SAN DIEGO, CA – Immigrants contributed over $54 billion—25 percent—to the San Diego metro area GDP in 2016, according to a new research brief released by New American Economy in partnership with the City of San Diego, the San Diego Regional Chamber of Commerce, and the San Diego Regional Economic Development Corporation. The report was published at the Welcoming San Diego Kickoff Summit, a convening launching a multi-sector effort to advance the civic, social and economic integration of immigrants and refugees in San Diego.

In addition to their financial contributions, the report shows the critical role the foreign-born population plays in San Diego’s workforce. Immigrants make up a significant portion of several of the area’s most important industries, including science, technology, engineering and math (STEM), agriculture, manufacturing, and construction. Immigrants also account for nearly one-third of all entrepreneurs in the county. The more than 64,000 immigrant entrepreneurs in San Diego generated $1.4 billion in business income in 2016.

These findings will be used as the Welcoming San Diego initiative launches a six-month planning process bringing together local government, business leaders, nonprofits, and educational institutions to develop a strategic plan to ensure that San Diego continues to be a globally fluent community that harnesses the potential of all residents and improves the quality of life in the binational region. San Diego was one of ten communities selected nationally through the Gateways for Growth award to receive research and technical assistance from New American Economy and Welcoming America to support this work.

“The San Diego region has a strong reputation as a welcoming place for immigrants and refugees and their contributions to our culture and economy,” said Mayor Kevin L. Faulconer. “This new program will help ensure that continues by providing support and resources for those who come to our city in search of a better life.”

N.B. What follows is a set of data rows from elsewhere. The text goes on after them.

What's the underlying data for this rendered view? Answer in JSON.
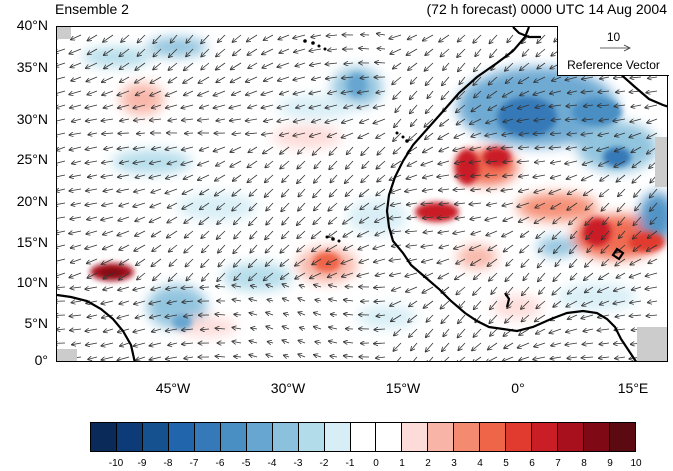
{
  "title_left": "Ensemble 2",
  "title_right": "(72 h forecast) 0000 UTC 14 Aug 2004",
  "lat_labels": [
    "40°N",
    "35°N",
    "30°N",
    "25°N",
    "20°N",
    "15°N",
    "10°N",
    "5°N",
    "0°"
  ],
  "lon_labels": [
    "45°W",
    "30°W",
    "15°W",
    "0°",
    "15°E"
  ],
  "reference_vector": {
    "magnitude": "10",
    "label": "Reference Vector"
  },
  "colorbar": {
    "labels": [
      "-10",
      "-9",
      "-8",
      "-7",
      "-6",
      "-5",
      "-4",
      "-3",
      "-2",
      "-1",
      "0",
      "1",
      "2",
      "3",
      "4",
      "5",
      "6",
      "7",
      "8",
      "9",
      "10"
    ],
    "colors": [
      "#0a2a5a",
      "#0d3b78",
      "#15508f",
      "#2166ac",
      "#3579b8",
      "#4a8fc4",
      "#67a6d1",
      "#8cc1dd",
      "#b2dcea",
      "#d7eef6",
      "#ffffff",
      "#ffffff",
      "#fddbd8",
      "#f8b4a6",
      "#f48a70",
      "#ef6548",
      "#e03b2e",
      "#c91e25",
      "#a8101d",
      "#7f0a16",
      "#5a0a10"
    ]
  },
  "map_colors": {
    "land": "#000000",
    "positive": "#d73027",
    "negative": "#4575b4",
    "arrow": "#333333",
    "mask": "#cccccc"
  }
}
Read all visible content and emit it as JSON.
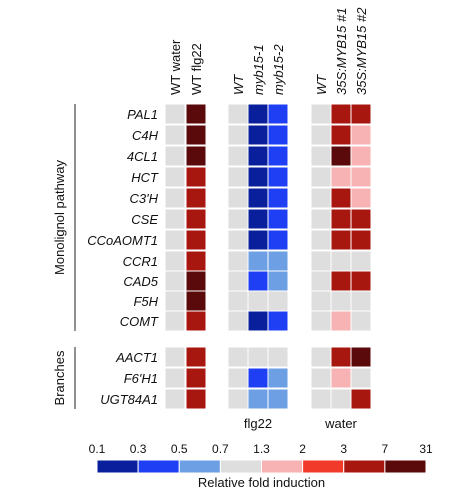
{
  "chart_data": {
    "type": "heatmap",
    "title": "",
    "row_groups": [
      {
        "name": "Monolignol pathway",
        "rows": [
          "PAL1",
          "C4H",
          "4CL1",
          "HCT",
          "C3'H",
          "CSE",
          "CCoAOMT1",
          "CCR1",
          "CAD5",
          "F5H",
          "COMT"
        ]
      },
      {
        "name": "Branches",
        "rows": [
          "AACT1",
          "F6'H1",
          "UGT84A1"
        ]
      }
    ],
    "panels": [
      {
        "label": "",
        "columns": [
          "WT water",
          "WT flg22"
        ],
        "italic": [
          false,
          false
        ]
      },
      {
        "label": "flg22",
        "columns": [
          "WT",
          "myb15-1",
          "myb15-2"
        ],
        "italic": [
          true,
          true,
          true
        ]
      },
      {
        "label": "water",
        "columns": [
          "WT",
          "35S:MYB15 #1",
          "35S:MYB15 #2"
        ],
        "italic": [
          true,
          true,
          true
        ]
      }
    ],
    "values": [
      [
        [
          1,
          15
        ],
        [
          1,
          0.2,
          0.3
        ],
        [
          1,
          5,
          4
        ]
      ],
      [
        [
          1,
          25
        ],
        [
          1,
          0.2,
          0.3
        ],
        [
          1,
          3,
          1.8
        ]
      ],
      [
        [
          1,
          28
        ],
        [
          1,
          0.2,
          0.3
        ],
        [
          1,
          12,
          1.8
        ]
      ],
      [
        [
          1,
          4
        ],
        [
          1,
          0.2,
          0.3
        ],
        [
          1,
          1.8,
          1.8
        ]
      ],
      [
        [
          1,
          5
        ],
        [
          1,
          0.2,
          0.3
        ],
        [
          1,
          5,
          1.8
        ]
      ],
      [
        [
          1,
          6
        ],
        [
          1,
          0.2,
          0.3
        ],
        [
          1,
          6,
          4
        ]
      ],
      [
        [
          1,
          4
        ],
        [
          1,
          0.2,
          0.3
        ],
        [
          1,
          5,
          4
        ]
      ],
      [
        [
          1,
          5
        ],
        [
          1,
          0.6,
          0.6
        ],
        [
          1,
          1,
          1
        ]
      ],
      [
        [
          1,
          25
        ],
        [
          1,
          0.4,
          0.6
        ],
        [
          1,
          4,
          4
        ]
      ],
      [
        [
          1,
          8
        ],
        [
          1,
          1,
          1
        ],
        [
          1,
          1,
          1
        ]
      ],
      [
        [
          1,
          6
        ],
        [
          1,
          0.2,
          0.3
        ],
        [
          1,
          1.8,
          1
        ]
      ],
      [
        [
          1,
          6
        ],
        [
          1,
          1,
          1
        ],
        [
          1,
          6,
          8
        ]
      ],
      [
        [
          1,
          5
        ],
        [
          1,
          0.4,
          0.6
        ],
        [
          1,
          1.8,
          1
        ]
      ],
      [
        [
          1,
          6
        ],
        [
          1,
          0.6,
          0.6
        ],
        [
          1,
          1,
          4
        ]
      ]
    ],
    "color_scale": {
      "title": "Relative fold induction",
      "tick_labels": [
        "0.1",
        "0.3",
        "0.5",
        "0.7",
        "1.3",
        "2",
        "3",
        "7",
        "31"
      ],
      "breaks": [
        0.1,
        0.3,
        0.5,
        0.7,
        1.3,
        2,
        3,
        7,
        31
      ],
      "colors": [
        "#0a1f9c",
        "#1f3ff5",
        "#6c9fe3",
        "#dedede",
        "#f7b3b3",
        "#f23a2a",
        "#a8170f",
        "#5a0a0a"
      ]
    }
  }
}
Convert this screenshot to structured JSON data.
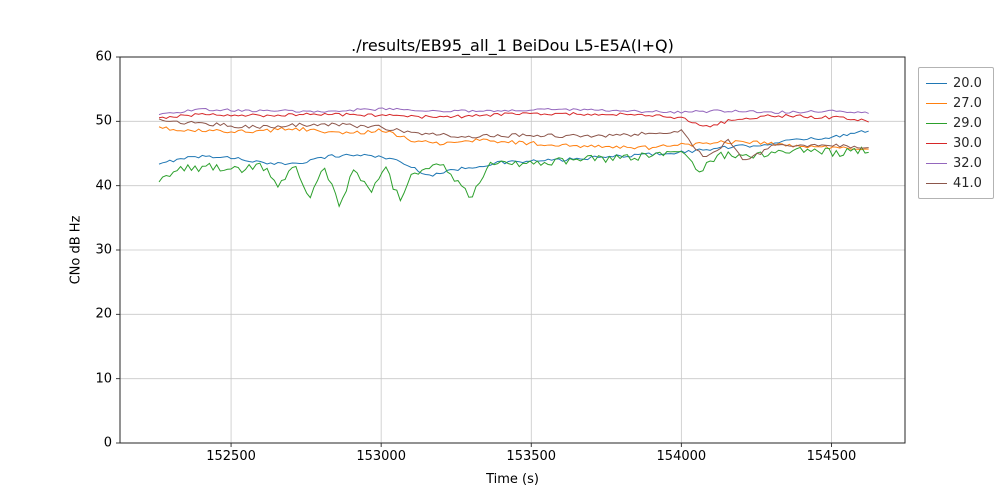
{
  "figure": {
    "background": "#ffffff"
  },
  "chart_data": {
    "type": "line",
    "title": "./results/EB95_all_1 BeiDou L5-E5A(I+Q)",
    "xlabel": "Time (s)",
    "ylabel": "CNo dB Hz",
    "xlim": [
      152130,
      154745
    ],
    "ylim": [
      0,
      60
    ],
    "xticks": [
      152500,
      153000,
      153500,
      154000,
      154500
    ],
    "yticks": [
      0,
      10,
      20,
      30,
      40,
      50,
      60
    ],
    "grid": true,
    "grid_color": "#c8c8c8",
    "spine_color": "#262626",
    "legend_position": "outside-right",
    "series": [
      {
        "name": "20.0",
        "color": "#1f77b4",
        "noise": 0.25,
        "anchors": [
          [
            152260,
            43.2
          ],
          [
            152330,
            44.3
          ],
          [
            152430,
            44.6
          ],
          [
            152530,
            44.2
          ],
          [
            152630,
            43.3
          ],
          [
            152730,
            43.6
          ],
          [
            152830,
            44.6
          ],
          [
            152930,
            44.8
          ],
          [
            153030,
            44.3
          ],
          [
            153100,
            42.9
          ],
          [
            153160,
            41.6
          ],
          [
            153260,
            42.6
          ],
          [
            153400,
            43.6
          ],
          [
            153600,
            44.0
          ],
          [
            153800,
            44.6
          ],
          [
            154000,
            45.2
          ],
          [
            154120,
            45.8
          ],
          [
            154250,
            46.3
          ],
          [
            154400,
            47.2
          ],
          [
            154520,
            47.6
          ],
          [
            154600,
            48.6
          ],
          [
            154630,
            48.3
          ]
        ]
      },
      {
        "name": "27.0",
        "color": "#ff7f0e",
        "noise": 0.3,
        "anchors": [
          [
            152260,
            48.9
          ],
          [
            152400,
            48.5
          ],
          [
            152600,
            48.4
          ],
          [
            152700,
            48.9
          ],
          [
            152800,
            48.5
          ],
          [
            152900,
            48.1
          ],
          [
            153000,
            48.6
          ],
          [
            153100,
            47.1
          ],
          [
            153200,
            46.6
          ],
          [
            153300,
            47.1
          ],
          [
            153500,
            46.6
          ],
          [
            153700,
            46.1
          ],
          [
            153900,
            45.9
          ],
          [
            154080,
            46.6
          ],
          [
            154200,
            46.9
          ],
          [
            154400,
            46.1
          ],
          [
            154550,
            45.9
          ],
          [
            154630,
            45.8
          ]
        ]
      },
      {
        "name": "29.0",
        "color": "#2ca02c",
        "noise": 0.6,
        "anchors": [
          [
            152260,
            40.9
          ],
          [
            152320,
            42.6
          ],
          [
            152430,
            42.9
          ],
          [
            152530,
            42.6
          ],
          [
            152600,
            43.1
          ],
          [
            152660,
            40.1
          ],
          [
            152710,
            43.6
          ],
          [
            152760,
            38.3
          ],
          [
            152810,
            43.1
          ],
          [
            152860,
            36.8
          ],
          [
            152910,
            42.6
          ],
          [
            152960,
            38.9
          ],
          [
            153010,
            43.1
          ],
          [
            153060,
            37.9
          ],
          [
            153110,
            42.1
          ],
          [
            153200,
            43.1
          ],
          [
            153300,
            38.4
          ],
          [
            153360,
            43.1
          ],
          [
            153500,
            43.6
          ],
          [
            153700,
            44.1
          ],
          [
            153900,
            44.6
          ],
          [
            154000,
            45.1
          ],
          [
            154060,
            42.1
          ],
          [
            154120,
            44.6
          ],
          [
            154250,
            44.9
          ],
          [
            154400,
            45.6
          ],
          [
            154520,
            45.1
          ],
          [
            154630,
            45.6
          ]
        ]
      },
      {
        "name": "30.0",
        "color": "#d62728",
        "noise": 0.25,
        "anchors": [
          [
            152260,
            50.6
          ],
          [
            152400,
            51.1
          ],
          [
            152600,
            50.9
          ],
          [
            152800,
            51.1
          ],
          [
            153000,
            50.9
          ],
          [
            153200,
            50.6
          ],
          [
            153400,
            51.1
          ],
          [
            153600,
            51.2
          ],
          [
            153800,
            51.1
          ],
          [
            154000,
            50.6
          ],
          [
            154080,
            49.1
          ],
          [
            154160,
            50.1
          ],
          [
            154300,
            50.9
          ],
          [
            154500,
            50.6
          ],
          [
            154630,
            50.1
          ]
        ]
      },
      {
        "name": "32.0",
        "color": "#9467bd",
        "noise": 0.2,
        "anchors": [
          [
            152260,
            51.1
          ],
          [
            152400,
            51.9
          ],
          [
            152600,
            51.6
          ],
          [
            152800,
            51.6
          ],
          [
            153000,
            51.9
          ],
          [
            153200,
            51.6
          ],
          [
            153400,
            51.6
          ],
          [
            153600,
            51.9
          ],
          [
            153800,
            51.6
          ],
          [
            154000,
            51.4
          ],
          [
            154120,
            51.6
          ],
          [
            154300,
            51.4
          ],
          [
            154500,
            51.6
          ],
          [
            154630,
            51.3
          ]
        ]
      },
      {
        "name": "41.0",
        "color": "#8c564b",
        "noise": 0.3,
        "anchors": [
          [
            152260,
            50.1
          ],
          [
            152400,
            49.6
          ],
          [
            152600,
            49.1
          ],
          [
            152800,
            49.6
          ],
          [
            153000,
            49.1
          ],
          [
            153100,
            48.1
          ],
          [
            153300,
            47.6
          ],
          [
            153500,
            47.9
          ],
          [
            153700,
            47.6
          ],
          [
            153900,
            48.1
          ],
          [
            154000,
            48.6
          ],
          [
            154080,
            44.1
          ],
          [
            154160,
            47.1
          ],
          [
            154210,
            43.6
          ],
          [
            154300,
            46.1
          ],
          [
            154500,
            46.3
          ],
          [
            154600,
            45.9
          ],
          [
            154630,
            45.6
          ]
        ]
      }
    ]
  }
}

“Immigrants play a critical role in the strength, diversity, and resiliency of our local workforce,” said Jerry Sanders, San Diego Regional Chamber President and CEO. “This data confirms the contributions of immigrants are a significant economic driver for our region helping our businesses and economy grow and spurring future job creation.”

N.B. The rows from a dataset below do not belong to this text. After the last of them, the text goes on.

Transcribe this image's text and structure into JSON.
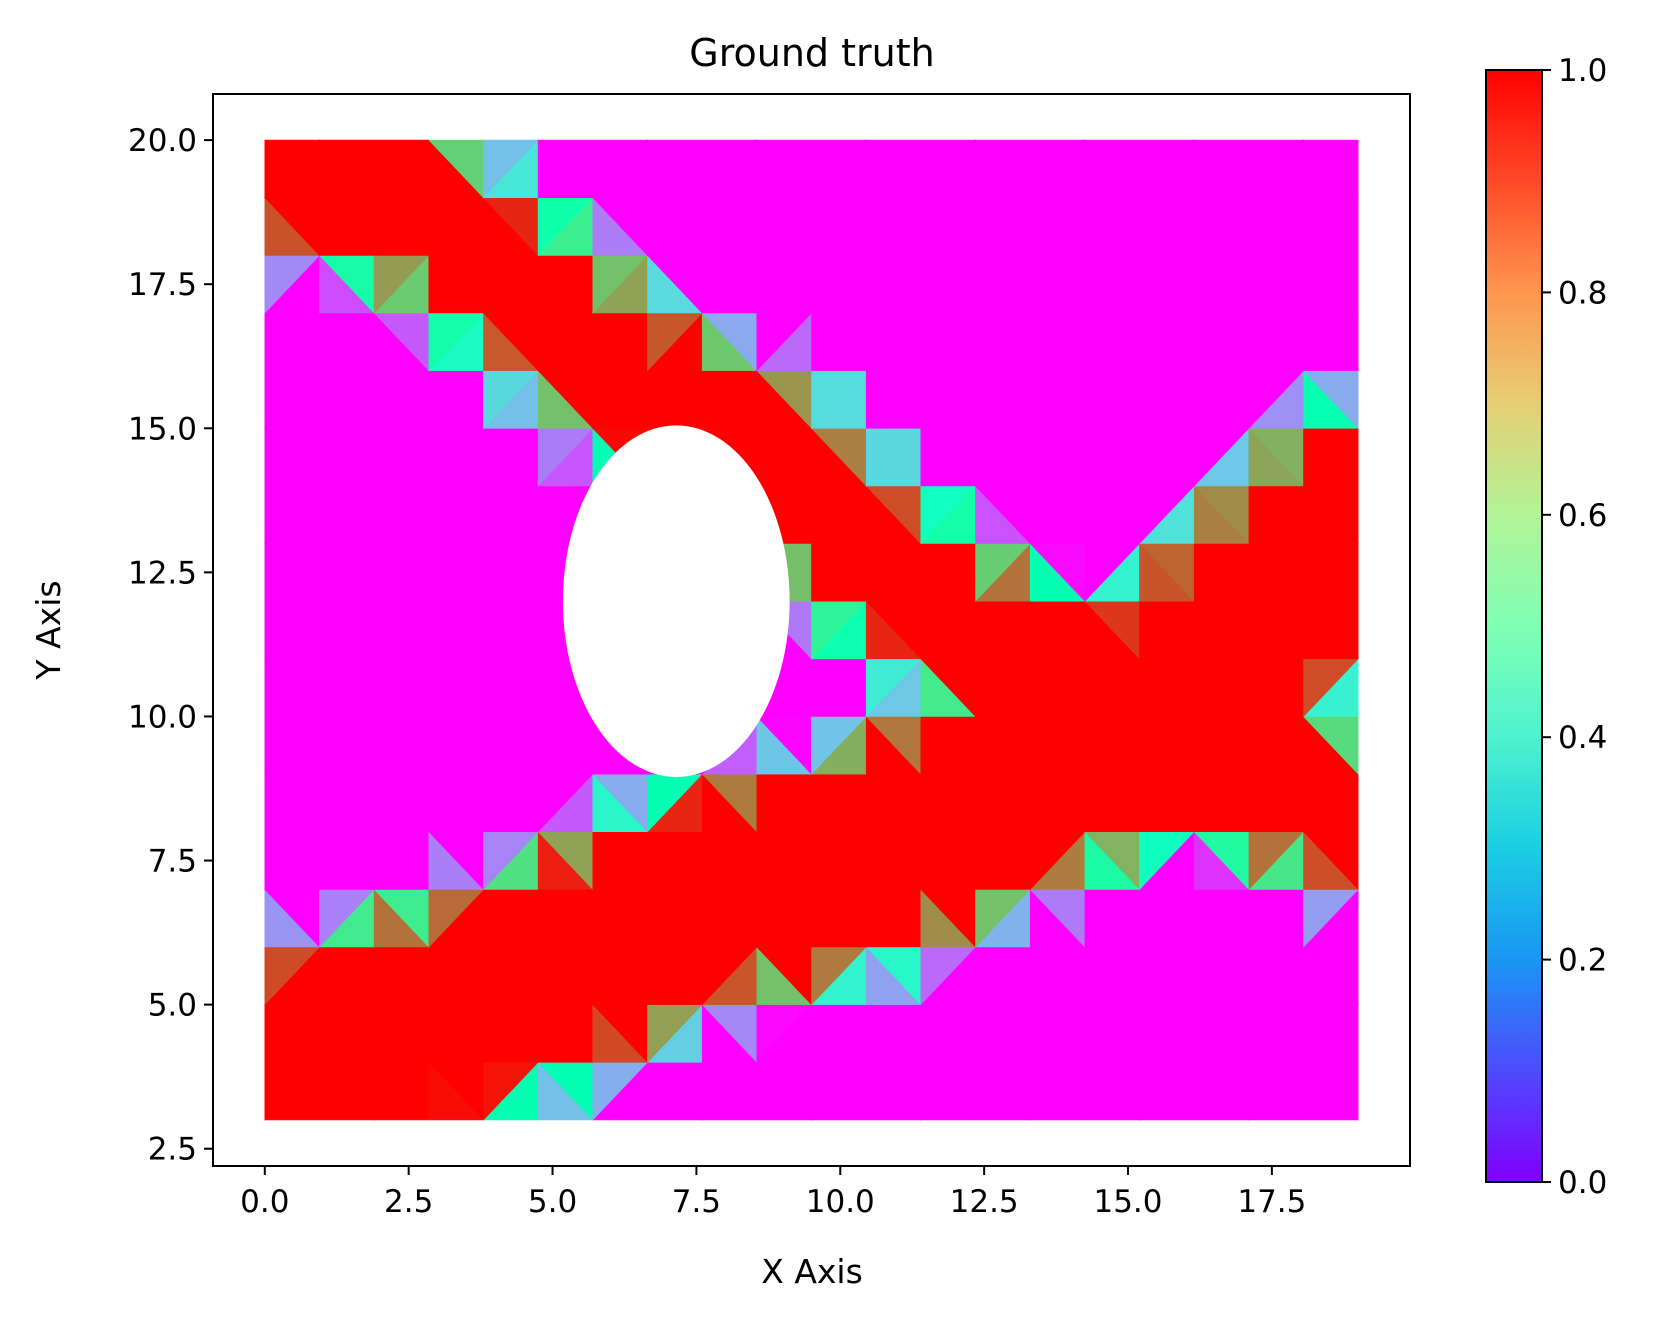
{
  "chart_data": {
    "type": "heatmap",
    "subtype": "triangular-mesh",
    "title": "Ground truth",
    "xlabel": "X Axis",
    "ylabel": "Y Axis",
    "xlim": [
      -0.9,
      19.9
    ],
    "ylim": [
      2.2,
      20.8
    ],
    "domain": {
      "x": [
        0,
        19
      ],
      "y": [
        3,
        20
      ]
    },
    "hole": {
      "center": [
        7.15,
        12.0
      ],
      "rx": 1.97,
      "ry": 3.05
    },
    "x_ticks": [
      0.0,
      2.5,
      5.0,
      7.5,
      10.0,
      12.5,
      15.0,
      17.5
    ],
    "y_ticks": [
      2.5,
      5.0,
      7.5,
      10.0,
      12.5,
      15.0,
      17.5,
      20.0
    ],
    "x_tick_labels": [
      "0.0",
      "2.5",
      "5.0",
      "7.5",
      "10.0",
      "12.5",
      "15.0",
      "17.5"
    ],
    "y_tick_labels": [
      "2.5",
      "5.0",
      "7.5",
      "10.0",
      "12.5",
      "15.0",
      "17.5",
      "20.0"
    ],
    "colormap": "rainbow",
    "colorbar": {
      "range": [
        0.0,
        1.0
      ],
      "ticks": [
        0.0,
        0.2,
        0.4,
        0.6,
        0.8,
        1.0
      ],
      "tick_labels": [
        "0.0",
        "0.2",
        "0.4",
        "0.6",
        "0.8",
        "1.0"
      ]
    },
    "high_value_bands": [
      {
        "name": "upper band",
        "path": [
          [
            0,
            19.5
          ],
          [
            2.6,
            18.8
          ],
          [
            4.6,
            17.3
          ],
          [
            6.6,
            15.6
          ],
          [
            8.6,
            14.7
          ],
          [
            10.0,
            13.2
          ],
          [
            11.9,
            11.7
          ],
          [
            13.5,
            10.8
          ],
          [
            15.3,
            10.3
          ],
          [
            17.5,
            8.8
          ],
          [
            19,
            8.2
          ]
        ],
        "half_width": 0.95
      },
      {
        "name": "lower band",
        "path": [
          [
            0,
            3.9
          ],
          [
            2.5,
            4.7
          ],
          [
            5.0,
            5.6
          ],
          [
            7.5,
            6.8
          ],
          [
            10.0,
            7.4
          ],
          [
            12.5,
            8.5
          ],
          [
            15.0,
            9.6
          ],
          [
            19,
            13.5
          ]
        ],
        "half_width": 1.5
      }
    ],
    "grid": false,
    "legend": "colorbar-right"
  }
}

“Immigration accelerates economic growth, a fact the newest data out of San Diego only reinforces,” said John Feinblatt, President of New American Economy. “A strategic, welcoming immigration policy will mean an even greater boost for the metro area, as San Diego attracts more companies, more entrepreneurs, and more taxpayers in the years ahead.”

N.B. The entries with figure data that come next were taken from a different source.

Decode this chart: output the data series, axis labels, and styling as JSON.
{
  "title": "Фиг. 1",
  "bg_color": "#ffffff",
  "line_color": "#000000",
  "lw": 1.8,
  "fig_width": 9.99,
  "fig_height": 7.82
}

The brief, New Americans in San Diego, finds:

  • Foreign-born residents contributed $54.3 billion to the county’s GDP in 2016. Immigrant households also support federal social programs, contributing $2.4 billion to Social Security and $650.7 million to Medicare.
  • Immigrant households earned $25.9 billion in 2016. Foreign-born households also contributed $7.5 billion in federal taxes and $2.1 billion in state and local taxes, including property, sales, and excise taxes.
  • About 64,299 foreign-born people own their own business, generating $1.4 billion in business income. Despite making up 24.1 percent of the overall population, immigrants represented 32.7 percent of entrepreneurs in San Diego County in 2016.
  • Foreign-born workers represented 31.5 percent of the metro area’s STEM workers in 2016. Immigrants also make up 61.6 percent of the workers in agriculture, 39.6 percent of workers in manufacturing, and 33 percent of the area’s construction workers.
  • Immigrants helped to preserve 36,770 local manufacturing jobs in 2016. Because of the role immigrants play in the workforce helping companies keep jobs local, by 2016 immigrants living in the county had helped create or preserve more than 36,000 manufacturing jobs that would have otherwise vanished or moved elsewhere.